Die molekularbiologischen Untersuchungen umfassen derzeit die

  • Verwendung von funktionellen Primersystemen für methanogene Archaeen (mcrA/mrtA) und acidogene, acetogene und syntrophe fettsäureoxidierende (AASF) Bakterien (fhs-Gen)
  • Identifizierung von charakteristischen Populationen mittels Direkt-PCR-Klonierung und anschließender Sequenzierung
  • Quantifizierung dieser Populationen mittels quantitativer Echtzeit-PCR (qPCR)
  • Bestimmung der Aktivität der jeweils betrachteten Biozönose über RNA-Extraktion und die Quantifizierung ihrer Transkripte (RT-qPCR, Analyse von cDNA bzw. mRNA)

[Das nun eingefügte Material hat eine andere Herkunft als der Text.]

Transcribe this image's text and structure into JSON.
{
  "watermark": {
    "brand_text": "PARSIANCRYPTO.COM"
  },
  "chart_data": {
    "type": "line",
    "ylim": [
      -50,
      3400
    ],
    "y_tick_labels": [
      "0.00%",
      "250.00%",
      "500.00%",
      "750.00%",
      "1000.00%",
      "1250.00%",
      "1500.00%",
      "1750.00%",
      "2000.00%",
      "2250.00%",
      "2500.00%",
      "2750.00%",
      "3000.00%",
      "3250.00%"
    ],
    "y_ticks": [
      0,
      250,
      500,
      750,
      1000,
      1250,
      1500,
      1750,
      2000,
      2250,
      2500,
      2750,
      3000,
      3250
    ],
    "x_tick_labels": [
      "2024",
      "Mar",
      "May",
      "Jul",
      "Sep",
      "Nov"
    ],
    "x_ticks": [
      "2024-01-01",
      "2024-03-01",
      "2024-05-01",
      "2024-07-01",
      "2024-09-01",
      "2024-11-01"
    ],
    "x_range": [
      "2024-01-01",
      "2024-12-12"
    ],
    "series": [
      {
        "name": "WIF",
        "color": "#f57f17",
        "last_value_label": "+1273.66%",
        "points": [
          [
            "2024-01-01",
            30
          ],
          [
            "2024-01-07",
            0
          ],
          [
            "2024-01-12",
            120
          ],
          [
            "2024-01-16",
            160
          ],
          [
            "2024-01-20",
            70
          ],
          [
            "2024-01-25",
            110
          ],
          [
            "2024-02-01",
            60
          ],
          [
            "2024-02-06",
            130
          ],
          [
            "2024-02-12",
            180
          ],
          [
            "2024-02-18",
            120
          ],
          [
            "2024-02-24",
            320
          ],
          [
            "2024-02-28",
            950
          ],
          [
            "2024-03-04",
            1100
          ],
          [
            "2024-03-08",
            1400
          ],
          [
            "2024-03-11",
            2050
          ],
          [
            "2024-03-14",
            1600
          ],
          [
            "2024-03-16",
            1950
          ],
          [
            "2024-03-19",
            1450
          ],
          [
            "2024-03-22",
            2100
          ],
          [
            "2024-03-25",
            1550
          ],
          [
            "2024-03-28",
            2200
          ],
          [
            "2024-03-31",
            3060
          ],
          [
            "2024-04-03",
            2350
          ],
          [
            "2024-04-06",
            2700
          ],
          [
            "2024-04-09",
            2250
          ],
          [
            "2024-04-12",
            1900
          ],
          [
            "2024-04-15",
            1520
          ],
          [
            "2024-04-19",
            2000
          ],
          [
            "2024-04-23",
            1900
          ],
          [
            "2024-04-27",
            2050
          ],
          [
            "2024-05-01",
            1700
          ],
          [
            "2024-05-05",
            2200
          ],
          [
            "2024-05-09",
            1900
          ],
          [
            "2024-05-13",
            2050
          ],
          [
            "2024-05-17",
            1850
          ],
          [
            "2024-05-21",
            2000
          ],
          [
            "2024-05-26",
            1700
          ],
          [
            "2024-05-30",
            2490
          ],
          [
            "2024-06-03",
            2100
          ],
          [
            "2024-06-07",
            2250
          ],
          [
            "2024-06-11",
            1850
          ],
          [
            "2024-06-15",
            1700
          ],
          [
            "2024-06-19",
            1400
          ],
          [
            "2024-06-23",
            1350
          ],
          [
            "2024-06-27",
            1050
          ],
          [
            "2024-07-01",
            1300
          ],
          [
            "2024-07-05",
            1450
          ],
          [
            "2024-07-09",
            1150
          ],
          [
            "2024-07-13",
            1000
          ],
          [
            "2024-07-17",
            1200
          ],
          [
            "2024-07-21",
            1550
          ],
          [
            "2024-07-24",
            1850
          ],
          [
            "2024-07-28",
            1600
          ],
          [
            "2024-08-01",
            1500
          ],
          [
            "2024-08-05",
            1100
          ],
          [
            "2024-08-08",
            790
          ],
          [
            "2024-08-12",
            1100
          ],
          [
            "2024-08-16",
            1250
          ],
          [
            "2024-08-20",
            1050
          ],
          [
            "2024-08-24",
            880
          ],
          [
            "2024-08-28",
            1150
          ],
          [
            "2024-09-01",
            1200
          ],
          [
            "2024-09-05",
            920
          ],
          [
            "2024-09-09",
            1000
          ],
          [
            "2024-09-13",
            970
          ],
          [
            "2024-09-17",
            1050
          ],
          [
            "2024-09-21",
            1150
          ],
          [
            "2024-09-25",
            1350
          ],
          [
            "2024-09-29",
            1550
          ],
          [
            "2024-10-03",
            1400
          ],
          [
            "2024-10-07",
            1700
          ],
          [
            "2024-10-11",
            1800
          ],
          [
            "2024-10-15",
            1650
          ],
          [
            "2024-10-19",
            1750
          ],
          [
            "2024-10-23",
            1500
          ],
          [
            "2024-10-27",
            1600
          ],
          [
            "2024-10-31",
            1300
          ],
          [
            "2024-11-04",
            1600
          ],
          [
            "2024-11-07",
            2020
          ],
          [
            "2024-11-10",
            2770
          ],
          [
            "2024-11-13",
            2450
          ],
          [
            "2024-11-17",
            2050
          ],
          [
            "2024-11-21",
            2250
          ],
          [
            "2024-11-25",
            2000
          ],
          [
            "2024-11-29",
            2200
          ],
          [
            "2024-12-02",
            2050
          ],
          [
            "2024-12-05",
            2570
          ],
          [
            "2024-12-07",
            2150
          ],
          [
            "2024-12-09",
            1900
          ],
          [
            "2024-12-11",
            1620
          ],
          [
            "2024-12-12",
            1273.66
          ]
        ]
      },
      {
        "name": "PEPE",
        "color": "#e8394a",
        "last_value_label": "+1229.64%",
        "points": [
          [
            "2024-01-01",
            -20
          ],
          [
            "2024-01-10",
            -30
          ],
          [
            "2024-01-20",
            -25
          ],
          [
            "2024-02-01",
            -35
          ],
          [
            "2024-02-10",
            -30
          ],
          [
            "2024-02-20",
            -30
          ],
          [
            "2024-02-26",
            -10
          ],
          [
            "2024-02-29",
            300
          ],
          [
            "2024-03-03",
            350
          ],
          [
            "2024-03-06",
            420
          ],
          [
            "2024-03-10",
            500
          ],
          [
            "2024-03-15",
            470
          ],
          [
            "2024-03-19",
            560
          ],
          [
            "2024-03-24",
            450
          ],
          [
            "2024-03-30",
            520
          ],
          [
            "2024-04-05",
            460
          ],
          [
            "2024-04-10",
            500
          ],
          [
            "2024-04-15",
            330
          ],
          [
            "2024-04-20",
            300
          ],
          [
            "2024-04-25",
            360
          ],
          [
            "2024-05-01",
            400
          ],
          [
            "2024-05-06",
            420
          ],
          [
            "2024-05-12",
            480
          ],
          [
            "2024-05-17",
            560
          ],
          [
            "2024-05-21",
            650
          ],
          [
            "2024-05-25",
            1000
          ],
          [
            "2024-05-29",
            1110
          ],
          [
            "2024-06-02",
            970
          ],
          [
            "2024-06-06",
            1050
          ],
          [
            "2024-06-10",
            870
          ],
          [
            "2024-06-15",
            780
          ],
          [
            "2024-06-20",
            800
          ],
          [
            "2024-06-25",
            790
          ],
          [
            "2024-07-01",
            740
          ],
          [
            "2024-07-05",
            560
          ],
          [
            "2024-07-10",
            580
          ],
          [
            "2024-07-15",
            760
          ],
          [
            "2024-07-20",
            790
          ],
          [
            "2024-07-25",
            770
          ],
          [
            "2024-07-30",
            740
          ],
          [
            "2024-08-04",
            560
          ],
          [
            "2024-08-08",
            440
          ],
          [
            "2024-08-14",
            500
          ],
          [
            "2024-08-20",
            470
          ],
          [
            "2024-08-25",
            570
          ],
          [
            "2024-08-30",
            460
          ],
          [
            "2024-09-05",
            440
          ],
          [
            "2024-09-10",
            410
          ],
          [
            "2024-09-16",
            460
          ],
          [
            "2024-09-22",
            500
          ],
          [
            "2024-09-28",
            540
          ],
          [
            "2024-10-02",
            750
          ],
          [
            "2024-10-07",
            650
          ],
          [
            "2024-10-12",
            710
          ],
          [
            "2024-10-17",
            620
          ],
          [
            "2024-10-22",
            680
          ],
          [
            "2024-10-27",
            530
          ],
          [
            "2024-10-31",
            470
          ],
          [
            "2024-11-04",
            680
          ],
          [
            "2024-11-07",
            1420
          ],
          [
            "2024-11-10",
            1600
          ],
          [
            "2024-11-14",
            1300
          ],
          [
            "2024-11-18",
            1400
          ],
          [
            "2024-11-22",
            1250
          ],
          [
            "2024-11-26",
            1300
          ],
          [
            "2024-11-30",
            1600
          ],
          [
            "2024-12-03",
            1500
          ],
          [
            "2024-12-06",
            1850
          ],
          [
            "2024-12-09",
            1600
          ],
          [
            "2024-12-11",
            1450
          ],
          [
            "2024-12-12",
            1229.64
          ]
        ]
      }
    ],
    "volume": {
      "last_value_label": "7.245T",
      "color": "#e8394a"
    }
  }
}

  • Berechnung von Aktivitätsparametern wie des Metabolischen Quotienten (MQ) und des cDNA/DNA-Verhältnisses

Ergebnisse

Die molekularbiologischen und konventionellen Untersuchungen ergaben einen engen Zusammenhang zwischen dem produzierten Methan (Methanproduktivität) und der Konzentration von Methanogenen (spezifische 'Norm-' und aktuelle Aktivität) für verschiedene Prozesszustände. Mit diesen Daten wurde ein molekularbiologisches Frühwarnsystem (Metabolischer Quotient, MQ) entwickelt, das Stressmetabolismus (bis zu 1 Monat vor Versäuerung) anzeigt. Weiterhin gibt das cDNA/DNA-Verhältnis Auskunft über den aktuellen Aktivitätszustand der betrachteten Mikroorganismenpopulation.

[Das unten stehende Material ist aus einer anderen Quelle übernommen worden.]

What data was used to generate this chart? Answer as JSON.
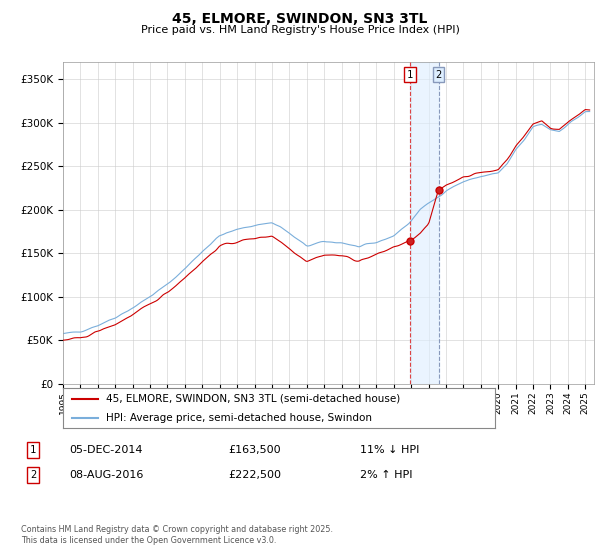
{
  "title": "45, ELMORE, SWINDON, SN3 3TL",
  "subtitle": "Price paid vs. HM Land Registry's House Price Index (HPI)",
  "ylabel_ticks": [
    "£0",
    "£50K",
    "£100K",
    "£150K",
    "£200K",
    "£250K",
    "£300K",
    "£350K"
  ],
  "ytick_vals": [
    0,
    50000,
    100000,
    150000,
    200000,
    250000,
    300000,
    350000
  ],
  "ylim": [
    0,
    370000
  ],
  "xlim_start": 1995.0,
  "xlim_end": 2025.5,
  "legend1_label": "45, ELMORE, SWINDON, SN3 3TL (semi-detached house)",
  "legend2_label": "HPI: Average price, semi-detached house, Swindon",
  "annotation1_date": "05-DEC-2014",
  "annotation1_price": "£163,500",
  "annotation1_hpi": "11% ↓ HPI",
  "annotation2_date": "08-AUG-2016",
  "annotation2_price": "£222,500",
  "annotation2_hpi": "2% ↑ HPI",
  "footer": "Contains HM Land Registry data © Crown copyright and database right 2025.\nThis data is licensed under the Open Government Licence v3.0.",
  "line_color_red": "#cc0000",
  "line_color_blue": "#7aaedb",
  "marker1_x": 2014.92,
  "marker1_y": 163500,
  "marker2_x": 2016.58,
  "marker2_y": 222500,
  "vline1_x": 2014.92,
  "vline2_x": 2016.58,
  "bg_color": "#ffffff"
}
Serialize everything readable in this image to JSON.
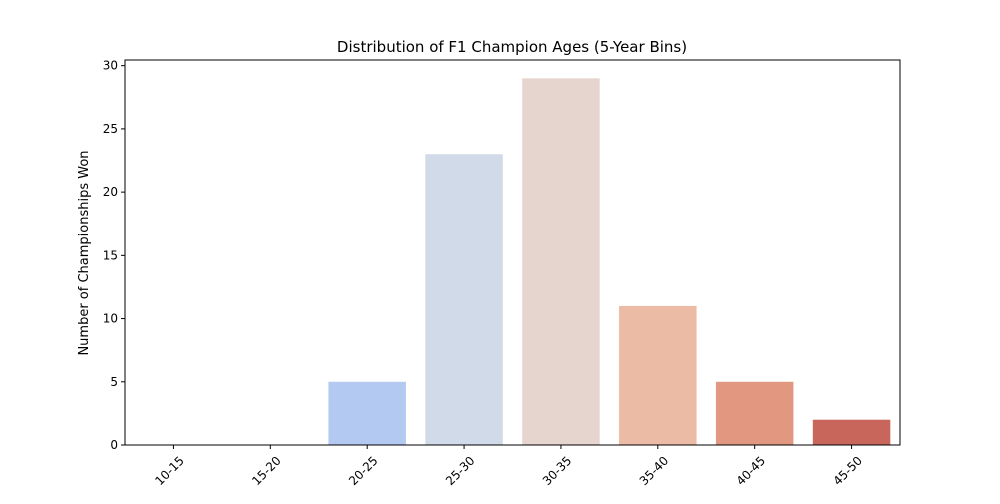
{
  "chart_data": {
    "type": "bar",
    "title": "Distribution of F1 Champion Ages (5-Year Bins)",
    "xlabel": "",
    "ylabel": "Number of Championships Won",
    "categories": [
      "10-15",
      "15-20",
      "20-25",
      "25-30",
      "30-35",
      "35-40",
      "40-45",
      "45-50"
    ],
    "values": [
      0,
      0,
      5,
      23,
      29,
      11,
      5,
      2
    ],
    "colors": [
      "#3b4cc0",
      "#6788ee",
      "#b3c9f2",
      "#d1dae9",
      "#e6d5cf",
      "#ecbba6",
      "#e19780",
      "#c9665b"
    ],
    "ylim": [
      0,
      30.45
    ],
    "yticks": [
      0,
      5,
      10,
      15,
      20,
      25,
      30
    ],
    "grid": false,
    "legend": "none"
  }
}
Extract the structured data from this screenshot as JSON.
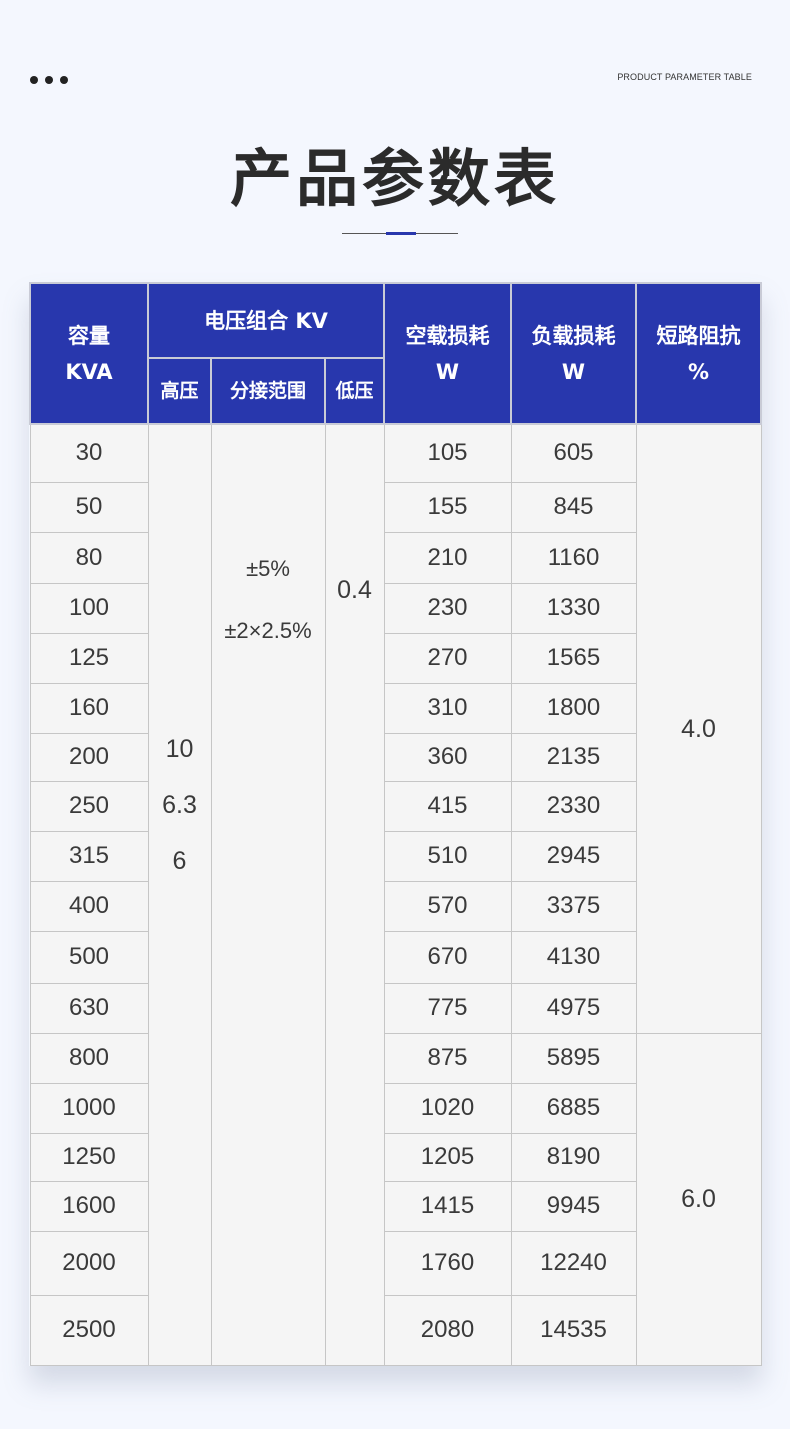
{
  "header": {
    "subtitle": "PRODUCT PARAMETER TABLE",
    "title": "产品参数表",
    "accent_color": "#2837ad"
  },
  "table": {
    "col_capacity": [
      "容量",
      "KVA"
    ],
    "col_voltage_group": "电压组合 KV",
    "col_high": "高压",
    "col_tap": "分接范围",
    "col_low": "低压",
    "col_noload": [
      "空载损耗",
      "W"
    ],
    "col_load": [
      "负载损耗",
      "W"
    ],
    "col_impedance": [
      "短路阻抗",
      "%"
    ],
    "high_voltage": [
      "10",
      "6.3",
      "6"
    ],
    "tap_range": [
      "±5%",
      "±2×2.5%"
    ],
    "low_voltage": "0.4",
    "impedance_group1": "4.0",
    "impedance_group2": "6.0",
    "rows": [
      {
        "kva": "30",
        "noload": "105",
        "load": "605"
      },
      {
        "kva": "50",
        "noload": "155",
        "load": "845"
      },
      {
        "kva": "80",
        "noload": "210",
        "load": "1160"
      },
      {
        "kva": "100",
        "noload": "230",
        "load": "1330"
      },
      {
        "kva": "125",
        "noload": "270",
        "load": "1565"
      },
      {
        "kva": "160",
        "noload": "310",
        "load": "1800"
      },
      {
        "kva": "200",
        "noload": "360",
        "load": "2135"
      },
      {
        "kva": "250",
        "noload": "415",
        "load": "2330"
      },
      {
        "kva": "315",
        "noload": "510",
        "load": "2945"
      },
      {
        "kva": "400",
        "noload": "570",
        "load": "3375"
      },
      {
        "kva": "500",
        "noload": "670",
        "load": "4130"
      },
      {
        "kva": "630",
        "noload": "775",
        "load": "4975"
      },
      {
        "kva": "800",
        "noload": "875",
        "load": "5895"
      },
      {
        "kva": "1000",
        "noload": "1020",
        "load": "6885"
      },
      {
        "kva": "1250",
        "noload": "1205",
        "load": "8190"
      },
      {
        "kva": "1600",
        "noload": "1415",
        "load": "9945"
      },
      {
        "kva": "2000",
        "noload": "1760",
        "load": "12240"
      },
      {
        "kva": "2500",
        "noload": "2080",
        "load": "14535"
      }
    ]
  }
}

Untersuchungen der Zusammensetzung der mikrobiellen Gesellschaft zeigen, dass sich die aktive (cDNA-Ebene) von der gesamt vorhandenen (DNA-Ebene) Population z.B. bei Prozessstörungen deutlich unterscheiden kann. Die Untersuchung der aktiven Population ist zur Bewertung des aktuellen Zustands der Biozönose wichtig. In den Analysen wurden auch bislang unbekannte methanogene Archaeen und AASF-Bakterien identifiziert. Es wird geprüft, ob sich auch diese als Indikatororganismen eignen.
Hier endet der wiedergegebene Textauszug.